Verstärkt wurde der Eindruck vom traurigen Lionel noch durch die Bilder aus Sotschi, die am Abend zuvor um die Welt gegangen waren. So eine Weltmeisterschaft ist ja immer auch eine Show der Superstars, und Messis ewiger Gegenpart Cristiano Ronaldo hatte bei Portugals 3:3 gegen Spanien ein Meisterwerk der Stürmerkunst dargeboten. Das war eine Sensation, auch weil in den Stunden vor der Partie aus Gerichtsquellen durchgesickert war, dass Ronaldo wegen seiner Steuervergehen zu zwei Jahren Haft auf Bewährung verurteilt worden war und 18,8 Millionen Euro nachzahlen muss. Aber der 33-Jährige ist fest entschlossen, bei dieser WM unsterblich zu werden, so eine irdische Lappalie scheint ihn da im Moment nicht ernsthaft zu berühren.

Ronaldos Schwester dankt Gott

Die Glückwünsche prasselten am Wochenende jedenfalls aus aller Welt auf den Star von Real Madrid ein. Portugals Premierminister Antonio Costa, gerade auf Staatsbesuch in den USA unterwegs, gratulierte, Jose Mourinho schwärmte im russischen Fernsehen von seinem Ex-Torjäger, und Ronaldos Schwester Katia Aveiro wandte sich inmitten all der Hysterie via Instagram gar an Gott: „Gebenedeit sei die Mutter, die dich zur Welt gebracht hat.“

Ronaldo will Weltmeister werden, unbedingt.
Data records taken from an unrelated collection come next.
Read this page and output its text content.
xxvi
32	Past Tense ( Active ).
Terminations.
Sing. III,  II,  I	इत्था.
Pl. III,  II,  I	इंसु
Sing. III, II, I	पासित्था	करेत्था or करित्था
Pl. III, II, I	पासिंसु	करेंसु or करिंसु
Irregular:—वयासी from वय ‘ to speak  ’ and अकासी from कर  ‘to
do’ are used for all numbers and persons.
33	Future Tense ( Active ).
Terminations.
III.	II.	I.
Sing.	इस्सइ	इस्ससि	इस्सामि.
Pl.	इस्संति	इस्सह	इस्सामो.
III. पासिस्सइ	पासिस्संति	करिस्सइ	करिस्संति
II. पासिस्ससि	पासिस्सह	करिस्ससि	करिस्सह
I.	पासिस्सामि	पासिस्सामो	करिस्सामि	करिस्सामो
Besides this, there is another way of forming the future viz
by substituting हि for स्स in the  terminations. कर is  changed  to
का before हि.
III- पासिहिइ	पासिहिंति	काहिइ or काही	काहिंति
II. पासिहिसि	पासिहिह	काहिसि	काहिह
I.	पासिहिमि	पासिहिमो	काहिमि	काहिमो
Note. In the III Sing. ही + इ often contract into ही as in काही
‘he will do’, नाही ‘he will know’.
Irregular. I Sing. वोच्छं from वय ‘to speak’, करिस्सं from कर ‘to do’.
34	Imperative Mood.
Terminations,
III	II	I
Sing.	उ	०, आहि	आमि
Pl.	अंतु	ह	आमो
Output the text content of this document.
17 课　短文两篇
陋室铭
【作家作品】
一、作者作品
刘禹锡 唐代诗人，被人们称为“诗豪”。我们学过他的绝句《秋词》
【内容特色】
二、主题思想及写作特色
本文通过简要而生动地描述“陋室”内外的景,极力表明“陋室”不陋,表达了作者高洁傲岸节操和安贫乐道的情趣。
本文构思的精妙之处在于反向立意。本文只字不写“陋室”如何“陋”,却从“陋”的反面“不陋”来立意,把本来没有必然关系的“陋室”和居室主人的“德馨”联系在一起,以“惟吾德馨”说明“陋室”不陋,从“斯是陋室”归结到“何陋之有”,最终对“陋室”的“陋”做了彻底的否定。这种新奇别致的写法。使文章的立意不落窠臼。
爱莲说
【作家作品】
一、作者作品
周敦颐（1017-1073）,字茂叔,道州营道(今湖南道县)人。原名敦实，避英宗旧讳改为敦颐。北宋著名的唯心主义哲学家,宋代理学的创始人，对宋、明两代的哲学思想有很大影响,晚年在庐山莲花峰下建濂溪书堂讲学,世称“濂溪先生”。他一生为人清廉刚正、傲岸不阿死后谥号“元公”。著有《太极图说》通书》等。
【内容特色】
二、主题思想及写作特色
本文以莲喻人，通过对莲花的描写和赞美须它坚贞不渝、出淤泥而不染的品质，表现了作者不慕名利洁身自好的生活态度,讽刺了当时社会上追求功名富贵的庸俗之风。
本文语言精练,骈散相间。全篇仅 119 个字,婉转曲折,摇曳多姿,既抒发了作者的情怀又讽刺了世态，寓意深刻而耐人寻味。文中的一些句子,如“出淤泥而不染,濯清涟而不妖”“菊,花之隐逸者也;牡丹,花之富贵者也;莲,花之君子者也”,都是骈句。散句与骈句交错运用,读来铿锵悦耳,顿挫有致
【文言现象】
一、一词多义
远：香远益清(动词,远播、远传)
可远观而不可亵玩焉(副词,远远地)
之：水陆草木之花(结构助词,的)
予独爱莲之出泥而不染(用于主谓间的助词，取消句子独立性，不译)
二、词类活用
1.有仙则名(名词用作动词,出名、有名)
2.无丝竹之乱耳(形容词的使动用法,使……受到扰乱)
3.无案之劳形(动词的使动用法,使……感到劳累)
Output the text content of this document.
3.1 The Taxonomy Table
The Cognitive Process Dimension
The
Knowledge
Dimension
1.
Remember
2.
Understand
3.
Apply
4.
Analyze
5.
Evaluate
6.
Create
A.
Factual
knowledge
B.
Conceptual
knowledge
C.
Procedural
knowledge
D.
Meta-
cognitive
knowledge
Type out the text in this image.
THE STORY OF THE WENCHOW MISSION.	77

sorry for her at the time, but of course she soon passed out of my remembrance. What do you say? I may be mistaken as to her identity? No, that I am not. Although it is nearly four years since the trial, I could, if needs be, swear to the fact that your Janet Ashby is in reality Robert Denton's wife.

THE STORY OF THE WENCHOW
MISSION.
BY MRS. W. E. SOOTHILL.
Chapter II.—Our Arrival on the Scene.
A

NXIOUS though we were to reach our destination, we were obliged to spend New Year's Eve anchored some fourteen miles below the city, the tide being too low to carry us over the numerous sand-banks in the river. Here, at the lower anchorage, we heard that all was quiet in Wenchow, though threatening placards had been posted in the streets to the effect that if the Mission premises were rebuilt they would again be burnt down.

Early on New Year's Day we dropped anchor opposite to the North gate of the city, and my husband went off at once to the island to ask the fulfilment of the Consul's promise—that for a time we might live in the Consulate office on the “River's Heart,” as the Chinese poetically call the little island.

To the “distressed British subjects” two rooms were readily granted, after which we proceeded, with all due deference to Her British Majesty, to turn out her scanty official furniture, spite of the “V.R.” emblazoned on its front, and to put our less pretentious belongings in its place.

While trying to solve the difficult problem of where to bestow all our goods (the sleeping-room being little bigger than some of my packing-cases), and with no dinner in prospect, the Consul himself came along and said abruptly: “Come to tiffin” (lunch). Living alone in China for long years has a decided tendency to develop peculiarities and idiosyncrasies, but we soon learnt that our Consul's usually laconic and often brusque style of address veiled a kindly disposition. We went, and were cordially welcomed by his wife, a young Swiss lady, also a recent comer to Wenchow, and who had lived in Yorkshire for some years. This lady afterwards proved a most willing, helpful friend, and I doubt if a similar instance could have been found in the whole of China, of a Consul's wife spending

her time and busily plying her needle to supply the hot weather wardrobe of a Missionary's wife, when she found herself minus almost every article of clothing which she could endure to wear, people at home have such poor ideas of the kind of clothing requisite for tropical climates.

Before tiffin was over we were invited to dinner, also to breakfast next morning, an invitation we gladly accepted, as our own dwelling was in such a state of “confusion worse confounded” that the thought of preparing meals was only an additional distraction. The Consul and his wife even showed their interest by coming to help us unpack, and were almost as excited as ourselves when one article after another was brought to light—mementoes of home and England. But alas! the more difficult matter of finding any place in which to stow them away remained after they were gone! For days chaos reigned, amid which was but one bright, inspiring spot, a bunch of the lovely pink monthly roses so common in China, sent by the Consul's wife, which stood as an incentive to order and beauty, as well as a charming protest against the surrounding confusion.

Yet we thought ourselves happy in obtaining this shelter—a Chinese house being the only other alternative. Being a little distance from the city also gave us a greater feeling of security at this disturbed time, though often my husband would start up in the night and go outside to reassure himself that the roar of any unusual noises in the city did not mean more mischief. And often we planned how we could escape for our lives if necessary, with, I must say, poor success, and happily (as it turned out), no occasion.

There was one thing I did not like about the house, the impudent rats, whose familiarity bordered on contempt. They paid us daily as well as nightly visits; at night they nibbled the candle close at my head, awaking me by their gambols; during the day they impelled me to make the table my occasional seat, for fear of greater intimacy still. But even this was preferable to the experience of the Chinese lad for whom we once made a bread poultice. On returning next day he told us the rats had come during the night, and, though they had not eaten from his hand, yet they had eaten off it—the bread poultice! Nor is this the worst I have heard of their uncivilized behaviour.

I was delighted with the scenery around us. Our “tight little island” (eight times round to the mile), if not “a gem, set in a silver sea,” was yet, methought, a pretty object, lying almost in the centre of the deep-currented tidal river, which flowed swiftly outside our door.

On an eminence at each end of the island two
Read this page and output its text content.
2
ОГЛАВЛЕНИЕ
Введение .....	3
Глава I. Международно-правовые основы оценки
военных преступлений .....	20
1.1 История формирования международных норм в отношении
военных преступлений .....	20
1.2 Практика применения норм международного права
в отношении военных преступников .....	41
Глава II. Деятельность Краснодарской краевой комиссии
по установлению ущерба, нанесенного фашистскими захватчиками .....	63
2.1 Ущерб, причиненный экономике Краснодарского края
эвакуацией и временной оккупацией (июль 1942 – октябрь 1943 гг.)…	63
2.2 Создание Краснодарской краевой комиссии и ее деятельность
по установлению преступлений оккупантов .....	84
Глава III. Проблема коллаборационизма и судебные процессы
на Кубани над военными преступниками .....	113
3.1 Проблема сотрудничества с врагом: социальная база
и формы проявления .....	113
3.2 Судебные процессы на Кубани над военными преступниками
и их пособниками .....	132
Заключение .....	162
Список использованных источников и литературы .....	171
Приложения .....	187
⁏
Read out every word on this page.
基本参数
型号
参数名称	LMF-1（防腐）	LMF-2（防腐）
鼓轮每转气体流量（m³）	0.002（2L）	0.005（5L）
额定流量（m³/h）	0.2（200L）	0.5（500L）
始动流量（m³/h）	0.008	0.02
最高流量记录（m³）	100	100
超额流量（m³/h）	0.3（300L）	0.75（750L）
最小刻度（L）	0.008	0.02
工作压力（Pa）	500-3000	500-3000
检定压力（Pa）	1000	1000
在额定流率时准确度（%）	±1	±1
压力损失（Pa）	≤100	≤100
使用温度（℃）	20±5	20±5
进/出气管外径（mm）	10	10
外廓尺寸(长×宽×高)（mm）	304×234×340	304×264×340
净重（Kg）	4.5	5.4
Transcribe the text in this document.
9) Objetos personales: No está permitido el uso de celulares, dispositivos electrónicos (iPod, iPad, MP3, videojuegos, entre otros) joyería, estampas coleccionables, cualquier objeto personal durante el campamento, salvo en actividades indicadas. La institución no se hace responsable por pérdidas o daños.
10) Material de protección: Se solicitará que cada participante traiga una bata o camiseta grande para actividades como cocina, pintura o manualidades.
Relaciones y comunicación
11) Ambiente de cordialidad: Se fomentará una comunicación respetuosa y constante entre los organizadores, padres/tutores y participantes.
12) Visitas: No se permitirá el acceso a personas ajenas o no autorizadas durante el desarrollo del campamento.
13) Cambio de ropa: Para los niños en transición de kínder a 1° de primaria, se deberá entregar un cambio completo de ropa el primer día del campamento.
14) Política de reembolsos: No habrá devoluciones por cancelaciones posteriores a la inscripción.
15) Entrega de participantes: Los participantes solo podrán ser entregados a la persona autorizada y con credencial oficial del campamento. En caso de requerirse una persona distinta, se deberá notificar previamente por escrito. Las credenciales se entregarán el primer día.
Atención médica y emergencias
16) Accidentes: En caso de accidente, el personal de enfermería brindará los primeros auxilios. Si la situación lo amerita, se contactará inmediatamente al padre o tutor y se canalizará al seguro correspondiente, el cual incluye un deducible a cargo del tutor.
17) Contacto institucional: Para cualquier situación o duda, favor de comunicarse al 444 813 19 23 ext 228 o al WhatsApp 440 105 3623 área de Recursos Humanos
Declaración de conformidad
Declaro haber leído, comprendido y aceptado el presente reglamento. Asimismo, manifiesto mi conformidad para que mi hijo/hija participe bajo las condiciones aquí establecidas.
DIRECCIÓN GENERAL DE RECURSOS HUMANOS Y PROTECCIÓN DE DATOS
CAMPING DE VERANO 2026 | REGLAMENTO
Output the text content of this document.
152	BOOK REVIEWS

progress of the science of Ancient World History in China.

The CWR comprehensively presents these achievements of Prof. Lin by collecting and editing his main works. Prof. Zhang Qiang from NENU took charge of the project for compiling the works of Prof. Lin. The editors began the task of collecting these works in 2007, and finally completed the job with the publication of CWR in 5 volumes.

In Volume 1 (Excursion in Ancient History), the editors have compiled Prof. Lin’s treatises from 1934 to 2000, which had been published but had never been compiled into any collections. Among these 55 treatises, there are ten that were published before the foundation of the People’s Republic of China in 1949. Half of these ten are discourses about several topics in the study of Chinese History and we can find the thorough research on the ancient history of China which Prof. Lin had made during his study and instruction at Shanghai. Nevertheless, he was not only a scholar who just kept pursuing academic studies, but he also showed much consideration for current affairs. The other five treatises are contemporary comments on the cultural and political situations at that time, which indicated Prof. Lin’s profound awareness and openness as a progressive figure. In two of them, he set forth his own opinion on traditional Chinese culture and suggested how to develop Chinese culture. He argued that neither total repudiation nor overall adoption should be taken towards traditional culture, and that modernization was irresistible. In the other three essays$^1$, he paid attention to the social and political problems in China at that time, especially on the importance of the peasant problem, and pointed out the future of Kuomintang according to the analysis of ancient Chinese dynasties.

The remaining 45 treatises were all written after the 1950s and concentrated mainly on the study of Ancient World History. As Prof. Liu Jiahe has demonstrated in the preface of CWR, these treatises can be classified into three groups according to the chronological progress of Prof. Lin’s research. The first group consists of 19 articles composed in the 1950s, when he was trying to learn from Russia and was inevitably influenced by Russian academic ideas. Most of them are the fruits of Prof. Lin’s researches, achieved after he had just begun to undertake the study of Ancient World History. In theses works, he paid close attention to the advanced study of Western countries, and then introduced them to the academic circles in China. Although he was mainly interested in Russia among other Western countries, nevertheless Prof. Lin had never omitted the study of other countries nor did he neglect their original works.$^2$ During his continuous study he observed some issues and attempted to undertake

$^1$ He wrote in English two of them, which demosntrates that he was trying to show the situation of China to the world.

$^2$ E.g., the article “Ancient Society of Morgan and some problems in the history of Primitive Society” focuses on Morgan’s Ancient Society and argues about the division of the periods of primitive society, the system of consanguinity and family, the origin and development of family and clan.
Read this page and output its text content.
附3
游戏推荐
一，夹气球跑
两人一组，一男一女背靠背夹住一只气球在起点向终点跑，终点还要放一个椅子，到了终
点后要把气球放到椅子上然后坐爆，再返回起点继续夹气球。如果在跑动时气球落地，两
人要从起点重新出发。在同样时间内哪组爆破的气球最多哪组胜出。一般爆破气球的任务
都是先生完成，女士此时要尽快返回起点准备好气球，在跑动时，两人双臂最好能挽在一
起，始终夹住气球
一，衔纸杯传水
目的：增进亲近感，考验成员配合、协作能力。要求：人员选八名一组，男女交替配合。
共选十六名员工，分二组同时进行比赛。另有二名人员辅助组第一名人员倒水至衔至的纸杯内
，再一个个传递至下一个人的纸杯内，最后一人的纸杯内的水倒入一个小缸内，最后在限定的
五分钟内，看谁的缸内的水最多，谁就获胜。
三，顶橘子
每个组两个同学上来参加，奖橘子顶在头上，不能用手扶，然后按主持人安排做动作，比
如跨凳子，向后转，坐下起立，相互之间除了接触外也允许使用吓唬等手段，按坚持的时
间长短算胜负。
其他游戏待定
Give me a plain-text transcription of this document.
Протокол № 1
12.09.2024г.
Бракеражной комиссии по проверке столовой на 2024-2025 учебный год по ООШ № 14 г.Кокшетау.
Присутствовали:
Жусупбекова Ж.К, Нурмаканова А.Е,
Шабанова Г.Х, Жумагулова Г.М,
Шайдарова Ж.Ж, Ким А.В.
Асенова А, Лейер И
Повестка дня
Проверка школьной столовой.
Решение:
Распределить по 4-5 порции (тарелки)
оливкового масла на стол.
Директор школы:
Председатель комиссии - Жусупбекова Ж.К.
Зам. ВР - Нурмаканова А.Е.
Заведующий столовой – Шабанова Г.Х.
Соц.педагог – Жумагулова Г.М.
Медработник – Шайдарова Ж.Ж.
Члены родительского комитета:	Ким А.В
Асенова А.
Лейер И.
Mit diesem Titel würde er endgültig zum bislang besten Spieler dieser Erde werden. „Wir sind nicht der Topfavorit, aber wir sind Kandidaten“, verkündete er vielsagend. Wie groß seine Entschlossenheit ist, seine Karriere mit genau diesem Triumph zu vollenden, hatte er schon vorher beim Jubeln angedeutet. Nach seinem Treffer zum 1:0 kratzte er sich an einem imaginären Ziegenbärtchen, die Botschaft der Geste ist ziemlich eindeutig: Ziege heißt auf englisch „Goat“ und dieser Code steht im Sport seit Muhammad Ali für „Greatest of all Time“ (Der Größte aller Zeiten).

In die Phalanx der wenigen Spieler, die in vier unterschiedlichen WM-Turnieren getroffen haben ist er schon an diesem Abend vorgestoßen, neben dem Brasilianer Pele, Miroslav Klose und Uwe Seeler. Außerdem hat Ronaldo hat bereits fünf Champions-League-Siege gesammelt, den EM-Triumph, fünf Weltfußballer-Trophäen, vier Weltpokaltitel und etliche nationale Pokalerfolge und Meisterschaften. Wenn nun auch noch ein WM-Sieg hinzukommt, können weder Zinedine Zidane, noch Diego Maradona, Pele, Andres Iniesta oder Franz Beckenbauer mithalten. Und Lionel Messi sowieso nicht.